[21] 10.

Bringst du vielleicht, was jetzt du mir sangst in traulicher Stille,
Einst in die Hände des Volks, zu der Gebildeten Ohr,
O dann tilge den Namen hinweg der Geliebten und jedes
Deutende Wort, denn hart richtet der kalte Verstand.
Also sprachst du zu mir, und ich zürnt' und sagte: du liebst mich,
Und doch scheust du den Spott, welcher nur Schuldige kränkt,
Gönnst die Freude mir nicht der Grazie Dichter zu heißen,
Nicht das verstohlene Glück, rings mich beneidet zu sehn?

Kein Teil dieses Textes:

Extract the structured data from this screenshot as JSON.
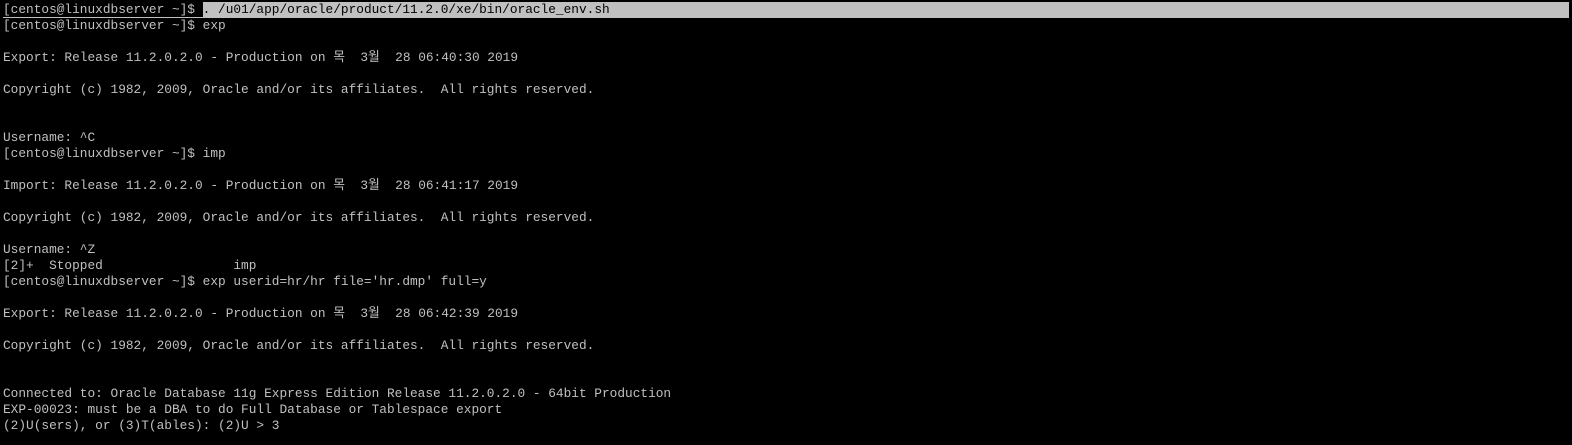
{
  "terminal": {
    "colors": {
      "background": "#000000",
      "foreground": "#c0c0c0",
      "selection": "#c0c0c0"
    },
    "selected_line": {
      "prompt": "[centos@linuxdbserver ~]$ ",
      "command": ". /u01/app/oracle/product/11.2.0/xe/bin/oracle_env.sh"
    },
    "lines": [
      "[centos@linuxdbserver ~]$ exp",
      "",
      "Export: Release 11.2.0.2.0 - Production on 목  3월  28 06:40:30 2019",
      "",
      "Copyright (c) 1982, 2009, Oracle and/or its affiliates.  All rights reserved.",
      "",
      "",
      "Username: ^C",
      "[centos@linuxdbserver ~]$ imp",
      "",
      "Import: Release 11.2.0.2.0 - Production on 목  3월  28 06:41:17 2019",
      "",
      "Copyright (c) 1982, 2009, Oracle and/or its affiliates.  All rights reserved.",
      "",
      "Username: ^Z",
      "[2]+  Stopped                 imp",
      "[centos@linuxdbserver ~]$ exp userid=hr/hr file='hr.dmp' full=y",
      "",
      "Export: Release 11.2.0.2.0 - Production on 목  3월  28 06:42:39 2019",
      "",
      "Copyright (c) 1982, 2009, Oracle and/or its affiliates.  All rights reserved.",
      "",
      "",
      "Connected to: Oracle Database 11g Express Edition Release 11.2.0.2.0 - 64bit Production",
      "EXP-00023: must be a DBA to do Full Database or Tablespace export",
      "(2)U(sers), or (3)T(ables): (2)U > 3"
    ]
  }
}
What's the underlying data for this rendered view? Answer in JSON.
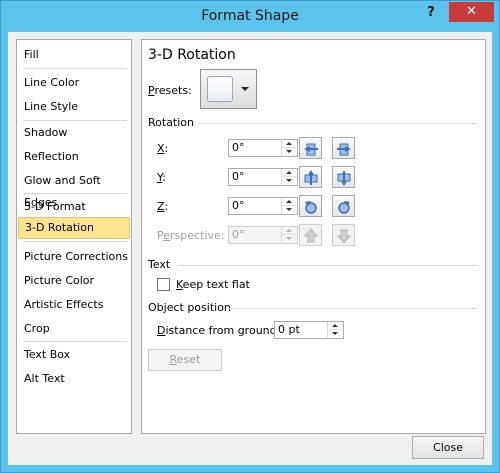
{
  "window": {
    "title": "Format Shape",
    "help_label": "?",
    "close_label": "✕"
  },
  "nav": {
    "items": [
      {
        "label": "Fill"
      },
      {
        "label": "Line Color"
      },
      {
        "label": "Line Style"
      },
      {
        "label": "Shadow"
      },
      {
        "label": "Reflection"
      },
      {
        "label": "Glow and Soft Edges"
      },
      {
        "label": "3-D Format"
      },
      {
        "label": "3-D Rotation",
        "selected": true
      },
      {
        "label": "Picture Corrections"
      },
      {
        "label": "Picture Color"
      },
      {
        "label": "Artistic Effects"
      },
      {
        "label": "Crop"
      },
      {
        "label": "Text Box"
      },
      {
        "label": "Alt Text"
      }
    ]
  },
  "panel": {
    "title": "3-D Rotation",
    "presets": {
      "label_u": "P",
      "label_rest": "resets:"
    },
    "rotation": {
      "heading": "Rotation",
      "x": {
        "label_u": "X",
        "label_rest": ":",
        "value": "0°"
      },
      "y": {
        "label_u": "Y",
        "label_rest": ":",
        "value": "0°"
      },
      "z": {
        "label_u": "Z",
        "label_rest": ":",
        "value": "0°"
      },
      "perspective": {
        "label_pre": "P",
        "label_u": "e",
        "label_rest": "rspective:",
        "value": "0°",
        "disabled": true
      }
    },
    "text": {
      "heading": "Text",
      "keep_flat": {
        "label_u": "K",
        "label_rest": "eep text flat",
        "checked": false
      }
    },
    "object_position": {
      "heading": "Object position",
      "distance": {
        "label_u": "D",
        "label_rest": "istance from ground:",
        "value": "0 pt"
      }
    },
    "reset": {
      "label_u": "R",
      "label_rest": "eset",
      "disabled": true
    }
  },
  "footer": {
    "close_label": "Close"
  },
  "icons": {
    "x_left": "rotate-left-icon",
    "x_right": "rotate-right-icon",
    "y_up": "rotate-up-icon",
    "y_down": "rotate-down-icon",
    "z_ccw": "rotate-counterclockwise-icon",
    "z_cw": "rotate-clockwise-icon",
    "persp_narrow": "narrow-perspective-icon",
    "persp_widen": "widen-perspective-icon"
  },
  "colors": {
    "title_bar": "#5cc3ec",
    "close_button": "#c73b3b",
    "selected_item": "#fce38f",
    "icon_blue": "#3f6fb5"
  }
}
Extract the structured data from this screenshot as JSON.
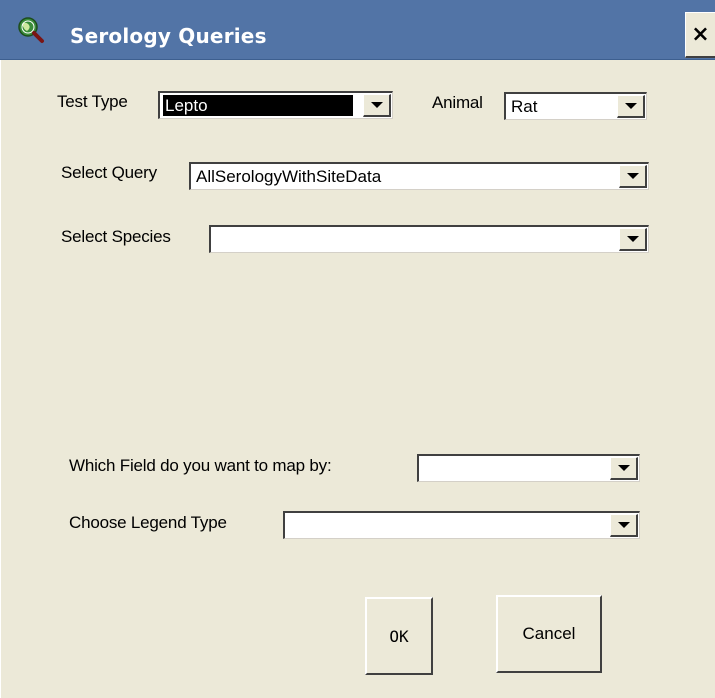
{
  "window": {
    "title": "Serology Queries",
    "icon": "search-globe-icon",
    "close_glyph": "×"
  },
  "colors": {
    "titlebar": "#5274a6",
    "face": "#ece9d8",
    "selection": "#000000"
  },
  "form": {
    "test_type": {
      "label": "Test Type",
      "value": "Lepto"
    },
    "animal": {
      "label": "Animal",
      "value": "Rat"
    },
    "select_query": {
      "label": "Select Query",
      "value": "AllSerologyWithSiteData"
    },
    "select_species": {
      "label": "Select Species",
      "value": ""
    },
    "map_field": {
      "label": "Which Field do you want to map by:",
      "value": ""
    },
    "legend_type": {
      "label": "Choose Legend Type",
      "value": ""
    }
  },
  "buttons": {
    "ok": "OK",
    "cancel": "Cancel"
  }
}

Feindlich wandt' ich mich ab und schwieg. Du senktest das Köpfchen,
Doch bald hobst du den Blick schüchtern von neuem empor,
Regtest den rosigen Mund und wolltest reden, doch plötzlich
Floß dir ein höheres Roth über die Wange; du schwiegst.
Rasch nun ging ich hinweg, und zürnen wollt' ich, doch immer
Traf mich der eigene Pfeil, immer nur zürnt' ich mir selbst.
Sieh, da erhellte den düsteren Geist ein plötzlicher Lichtglanz,
Und ich erkannte des Worts süßen, verborgenen Sinn.
Ha, du reizendes Weib, wie fühlst du den Zauber der Liebe
Und ihr inneres Glück tiefer und zarter als ich!
Nur in der Dämmerung weht der Viol' erquickender Aushauch,
Und im dunkelsten Hain finget die Nachtigall nur.
So auch meidet die Liebe das Licht; im mondlichen Glanz nur
Und im Gesausel des Hains blüht sie verstohlen empor.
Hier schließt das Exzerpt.